Saturday, November 19, 2011

Why "The Walking Dead" is Amazing


The Walking Dead on AMC is one of the few shows that I make it a point to catch every week, and the only non-comedy non-sports show that I watch.  I first gave it a try because of my passionate love for zombies but stuck around because it’s so well made.  There are plenty of flaws to it.  The dialogue is bad and the acting is not spectacular, though I feel a lot of these actors would do well with better scripting.  It’s not scary, if that’s what you’re looking for.  In fact, there has been more than one occasion when in an hour long episode we only see zombies for less than two minutes.  But the plotting, structure and cohesion throughout are so solid that it is still a must watch.  The first few minutes of this last week’s episode were so subtly brilliant that I just sat dumbstruck and said to the empty room I was in “This show is brilliant!”
I’d like to break down those first few minutes as an example of the quality of the writing.  Obviously, there’s going to be spoilers, so don’t read if you haven’t seen it yet.  Actually I’m going to write as if my audience has seen the episode, so there really is no point to reading this if you’re not caught up on the show.  Sorry.
So, dear reader and loyal Walking Dead viewer.  As I’m sure you know every episode starts out with a cold open that nine times out of ten is a flashback to the time when Rick is in a coma.  It always gives us some new bit of back-story, which is fascinating, but the good ones will also remind us of facts we need to recall from earlier episodes and give us a deeper view of the character’s motivations.
This week’s opening was pretty straightforward.  The group (not yet fully formed) is in a traffic jam on the highway.  Lori Grimes is looking for food for her son Carl.  Carol offers to give him some of their food, but her abusive husband chastises her for her charity, making her go back and lie to Lori, saying she had been mistaken about the amount of food.  Shane and Lori go ahead to investigate what the hold up is, until they hear explosions in the distance.  They run through the woods to see the military firebombing Atlanta.  Lori cries as Shane comforts her.  Roll opening credits.
On the surface this scene works because it’s dramatic and exciting.  We get a glimpse of the terror present in the early days of the outbreak.  We get some of the death and destruction horror fans love.  But what’s really going on here is the audience is being quietly reminded of events from earlier episodes.  Instead of cramming it all into the “Previously on the Walking Dead…” portion (which the show does have), we get a segment that reminds us while still advancing the plot.

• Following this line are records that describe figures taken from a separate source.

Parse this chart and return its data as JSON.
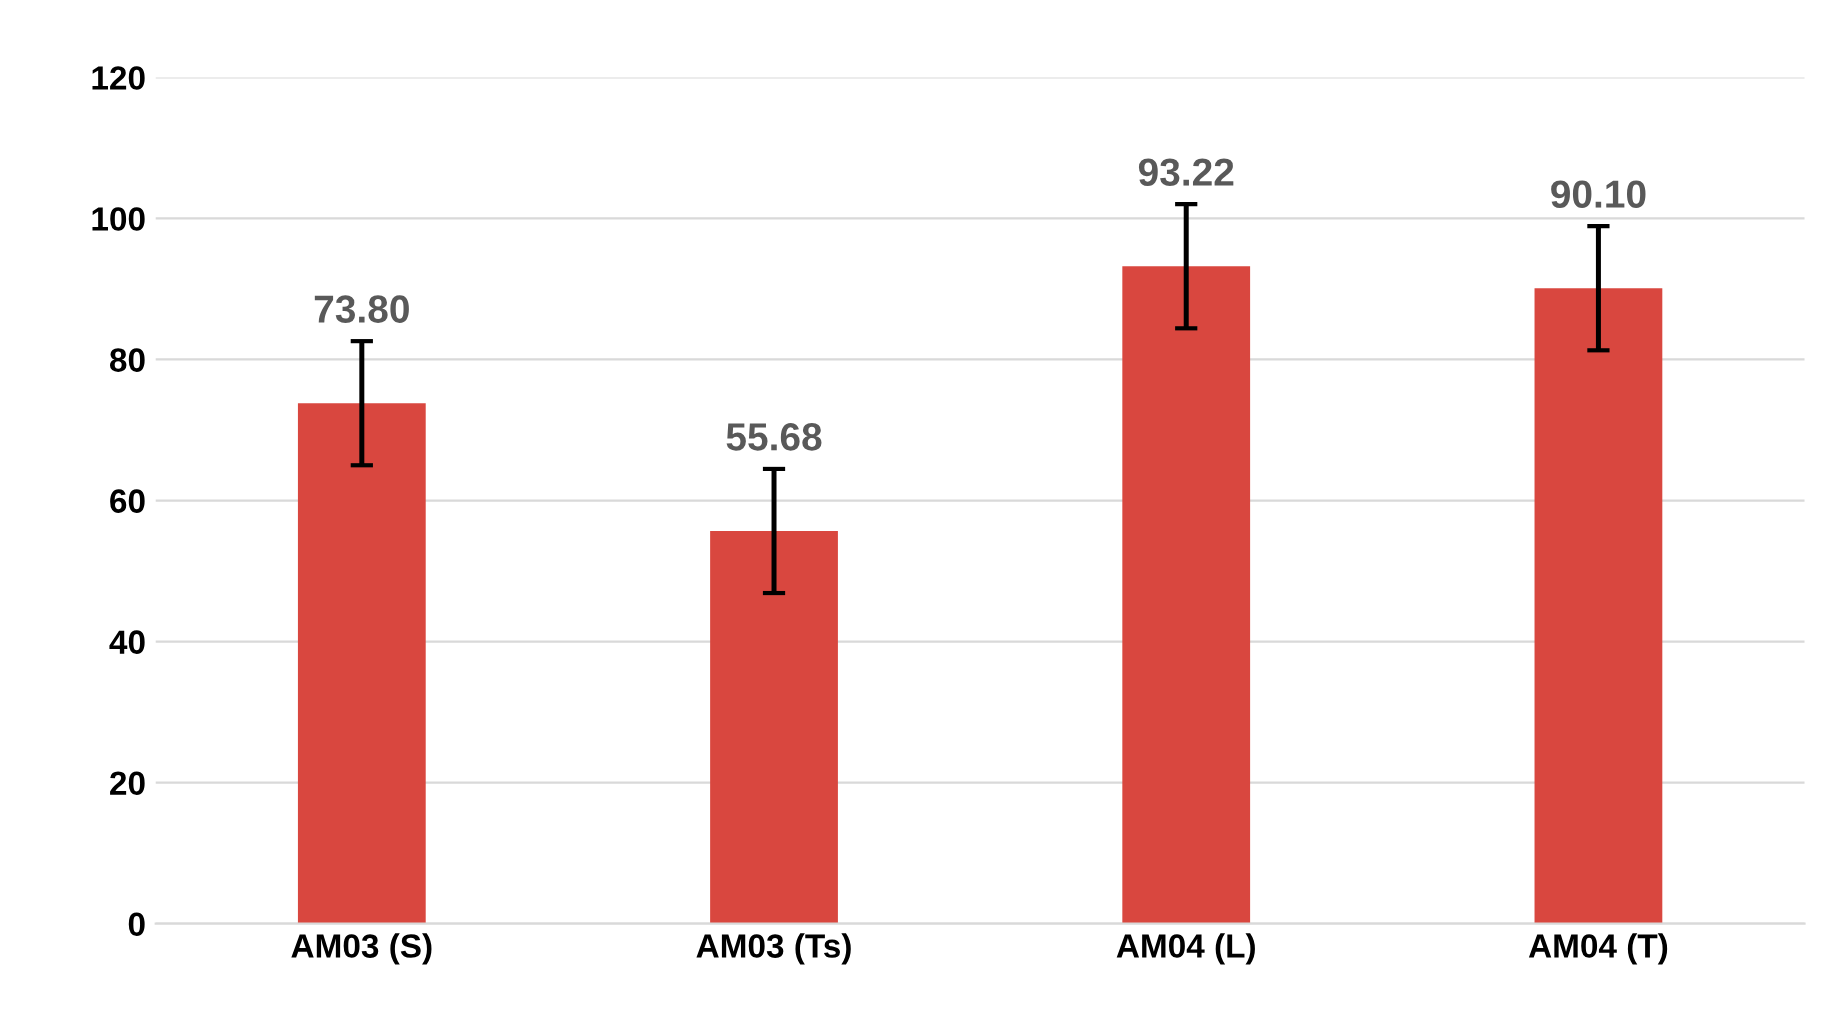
{
  "chart_data": {
    "type": "bar",
    "categories": [
      "AM03 (S)",
      "AM03 (Ts)",
      "AM04 (L)",
      "AM04 (T)"
    ],
    "values": [
      73.8,
      55.68,
      93.22,
      90.1
    ],
    "value_labels": [
      "73.80",
      "55.68",
      "93.22",
      "90.10"
    ],
    "errors": [
      8.8,
      8.8,
      8.8,
      8.8
    ],
    "color": "#d9473f",
    "ylim": [
      0,
      120
    ],
    "yticks": [
      0,
      20,
      40,
      60,
      80,
      100,
      120
    ],
    "grid": "y"
  }
}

In the present-day portion of the story Carol’s husband has been dead since season one, so it’s easy to forget that he existed.  But in the world of the Walking Dead only a few weeks have passed.  Carol is not in mourning, she hated her husband, but the impact that his control had on her personality was huge and comes up in this week’s episode when Carol is afraid to speak for herself at all.  His appearance in the opening brings this all back to us without wasting any time.
The biggest thing going on in the plot right now is Lori’s pregnancy.  We know it’s Shane’s baby, Lori knows it’s Shane’s baby, and Rick has no idea she’s even pregnant.  The tendency in these situations is to blame the woman.  “What a slut, moving on like that.”  I’ve seen various immature postings on the internet implying just as much.  But this quick opening reminds us of a few facts:
1)      Lori believes Rick is dead
2)      Shane manipulates Lori into believing Rick is dead
3)      Shane wants to act like Rick and be Rick, which is why he wants to get with Lori and treat Carl as a son
We already know these things but needed reminding.  The most aspect of this opener is that it sheds new light on Lori’s response to Rick’s “death.”
            As viewers we are always in a world where Rick is alive.  We are with him through his coma and when he awakes.  By the time he finds Lori in the second episode she has lived for weeks without him.  We see Lori staying tough and focusing on keeping her son alive.  We see her relationship with Shane and think “oo, drama.”  But at this point we’ve skipped right past her grief.  We don’t see her when Shane tells her Rick is dead.  We don’t see the days and weeks afterward as the world falls apart around her at the same time that the person who means the most to her is taken from her.
            What we do see is her standing on a hillside looking down as Atlanta burns.  This is all we need to see to understand the full collapse of her life.  Without any dialogue, any explanation, it finally makes sense.  She is not some bimbo who runs to the next man as soon as her husband dies.  She is a woman who is living the most absolute of horrors, and when her husband’s best friend seeks to take advantage of the situation, she does what any person would do.  She seeks human comfort at what is clearly the end of the world.  We spend most of the show feeling bad for the accidentally cuckolded Rick, and we should; his situation sucks.  But Lori is the true victim here.  The creators respect the viewer enough to never state this; they just show it and trust that we will understand and have our sympathies in the right place.
            All this from two minutes of people running around in a panic.  This is why the Walking Dead is one of the best shows on TV this year.